Но штей никаких и не требовалось! Есёк задумчиво ломал хлеб: ему хватало краюхи.
Хлеб приводил на ум полузабытое: слободские пекарни, голых по пояс, усатых, с косичками в сетках солдат. Деревянными совковыми лопатами солдаты вынимали из гудящих от жара печей широченные ковриги…
– А не кроши хлебушку, не кроши! – одна оплеушина, другая, вот-вот и третья последует. – Хлеб крошить – чертей ворошить!
У-хх, зазевался!
Трепкой обед кончался часто. И спать после обеда не дозволялось. В мертвый час предполагалась молитва, за ней – молитвенное размышление.
– То ль дело у езуитов! – нашептывал Евсигнеюшке на ухо еще один приятель, Викторин Темнов. – В Питер-Бурхе-то они пока обучают тайно. Хотя сама матушка государыня – за них. А вот от столицы подале – там уже вовсю учат!
Маленький, корноухий, бестрепетно и скоро переменивший свое ездовое дерюжное имечко на выкругленное чужестранное, Викторин подпрыгивал на месте (видно, хотел подрасти), часто и понапрасну махал руками.
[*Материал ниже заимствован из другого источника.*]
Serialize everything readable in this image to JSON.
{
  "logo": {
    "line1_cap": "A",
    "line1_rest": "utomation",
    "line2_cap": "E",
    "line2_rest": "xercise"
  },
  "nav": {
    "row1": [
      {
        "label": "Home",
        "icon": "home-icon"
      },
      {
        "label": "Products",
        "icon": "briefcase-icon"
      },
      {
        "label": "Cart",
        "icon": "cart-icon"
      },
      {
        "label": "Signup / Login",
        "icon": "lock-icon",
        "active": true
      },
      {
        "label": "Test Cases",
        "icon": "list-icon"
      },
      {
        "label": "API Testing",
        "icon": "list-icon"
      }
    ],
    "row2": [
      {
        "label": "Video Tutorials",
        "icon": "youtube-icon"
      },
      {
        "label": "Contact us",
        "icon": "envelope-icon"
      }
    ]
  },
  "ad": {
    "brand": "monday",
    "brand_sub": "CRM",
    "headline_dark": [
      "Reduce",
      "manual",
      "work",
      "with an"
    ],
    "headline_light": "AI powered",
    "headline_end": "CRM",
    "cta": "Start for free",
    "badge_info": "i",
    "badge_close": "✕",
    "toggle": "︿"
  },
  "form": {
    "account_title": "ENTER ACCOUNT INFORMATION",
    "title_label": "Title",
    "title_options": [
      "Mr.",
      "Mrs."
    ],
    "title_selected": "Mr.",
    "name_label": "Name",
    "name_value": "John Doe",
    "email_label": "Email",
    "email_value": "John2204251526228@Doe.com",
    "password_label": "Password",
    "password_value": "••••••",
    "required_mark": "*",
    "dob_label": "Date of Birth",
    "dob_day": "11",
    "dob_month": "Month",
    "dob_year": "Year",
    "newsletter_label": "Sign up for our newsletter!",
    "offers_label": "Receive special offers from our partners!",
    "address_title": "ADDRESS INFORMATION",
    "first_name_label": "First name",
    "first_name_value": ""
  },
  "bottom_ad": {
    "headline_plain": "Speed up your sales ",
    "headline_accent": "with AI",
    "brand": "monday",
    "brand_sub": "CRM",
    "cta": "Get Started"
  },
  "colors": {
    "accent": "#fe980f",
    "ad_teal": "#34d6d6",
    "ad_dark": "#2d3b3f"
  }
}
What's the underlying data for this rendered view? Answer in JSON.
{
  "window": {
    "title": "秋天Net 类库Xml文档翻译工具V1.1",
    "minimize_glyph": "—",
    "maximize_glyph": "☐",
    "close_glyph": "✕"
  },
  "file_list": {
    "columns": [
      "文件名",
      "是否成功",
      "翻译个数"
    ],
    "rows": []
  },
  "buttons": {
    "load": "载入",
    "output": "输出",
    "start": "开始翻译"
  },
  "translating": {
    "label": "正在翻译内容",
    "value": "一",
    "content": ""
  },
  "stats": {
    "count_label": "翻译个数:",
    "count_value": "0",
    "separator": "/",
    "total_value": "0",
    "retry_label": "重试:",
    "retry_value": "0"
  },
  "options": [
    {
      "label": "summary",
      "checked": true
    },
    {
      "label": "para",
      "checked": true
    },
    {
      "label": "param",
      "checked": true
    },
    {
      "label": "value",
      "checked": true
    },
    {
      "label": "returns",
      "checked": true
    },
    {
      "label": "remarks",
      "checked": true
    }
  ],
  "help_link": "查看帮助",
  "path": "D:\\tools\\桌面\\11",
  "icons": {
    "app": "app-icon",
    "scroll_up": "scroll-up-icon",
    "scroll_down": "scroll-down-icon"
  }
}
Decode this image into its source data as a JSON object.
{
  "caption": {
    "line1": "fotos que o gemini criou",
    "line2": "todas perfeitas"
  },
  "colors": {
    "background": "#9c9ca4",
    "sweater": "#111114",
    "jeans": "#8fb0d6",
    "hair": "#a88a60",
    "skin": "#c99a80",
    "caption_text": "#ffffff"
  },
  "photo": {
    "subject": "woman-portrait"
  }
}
– У езуитов опосля обеду так даже нарочно спать заставляют! А кто не уснет, тому вовсе ничего и не бывает, токмо по головке святые отцы погладят да к небу помыслы свои устремят! Оно и заснешь сразу.
Что спать воспитанникам Академии не дозволяли, тому Евсигнеюшка был рад. Одного разу – за ради праздника – заснул он днем.
Сон дневной сразил его, подобно грому!
Приснилось: на берегу, над Невою, горит дерево. Растет то дерево, как и все иные: ровно, крепко. Да только огонь по нему: снизу вверх, выше, выше! Аж до самой верхушки добегает…
Но присмотрелся Есёк – не само дерево горит! Полыхают на нем восковые тонкие свечи. Вдруг перед деревом – мужик. В лаптях, с топором в руке. Как рубанет мужик по дереву – так новая свеча в ветвях и зажжется! Рубанет востреньким дважды – две свечи на месте надруба вспыхивают.
А тут еще и голос – гнусноватый, задушенный и главное непонятно чей – из-за пригорка вещает:
– Куды мужик топором достигнет, на какой высоте он по дереву рубанет – там высшей точке наводнения и быть. Выступленье воды из берегов есть знак! Сей знак потопа указует на вечное разрушенье града Петрова! Но и на его вечное восстановленье…
А мужик все подпрыгивает, рука его удлиняется, бьет он топором уже по самой по верхушке! Темная вода бурлит, разливается, лижет – где ухватит – мясо человечье, кости человечьи мозжит.
И хочет Есёк проснуться, потому как понимает: не ему сей сон предназначен! Мал он для таких снов и духом нетверд.
Хочет, а не может!
С той поры сна дневного, влекущего за собой растраву и жуть да к тому ж еще ночное истомляющее бодрствование, Евсигнеюшка остерегался. Ну их к лешему в болото, дневные сны! Лучше уработаться за день да и спать без задних ног.
Спать укладывали рано, засыпание оберегали строго.
Меж сорока коек, вытянутых в общей спальне в два ряда, похаживал дядька-смотритель. Во все углы заглядывал, выгибал спину, грубо крякал, словно предупреждая: не дай бог кто болтать станет али хуже того – на соседскую койку перебраться вздумает!
Строгости дня и ночи подталкивали узнать: как другими-то день проживается? И не токмо воспитанниками, а и наставниками, купцами, вельможами.
Про то, что день вельможи проживается по-иному, Евсигнеюшка узнал от дружка своего Стягина.
Стягин был не из простых. Отец его до недавних пор служил управляющим у графа З. По духу времени и складу ума граф – исправно служа казне – не избегал подворовывать. Уворованное вкладывал честно: в свои дома и маетности. Скоро, однако, граф проворовался совсем. Правда, на каторгу сослали не его, сослали того, кто уворованным управлял. То бишь Стягина-старшего.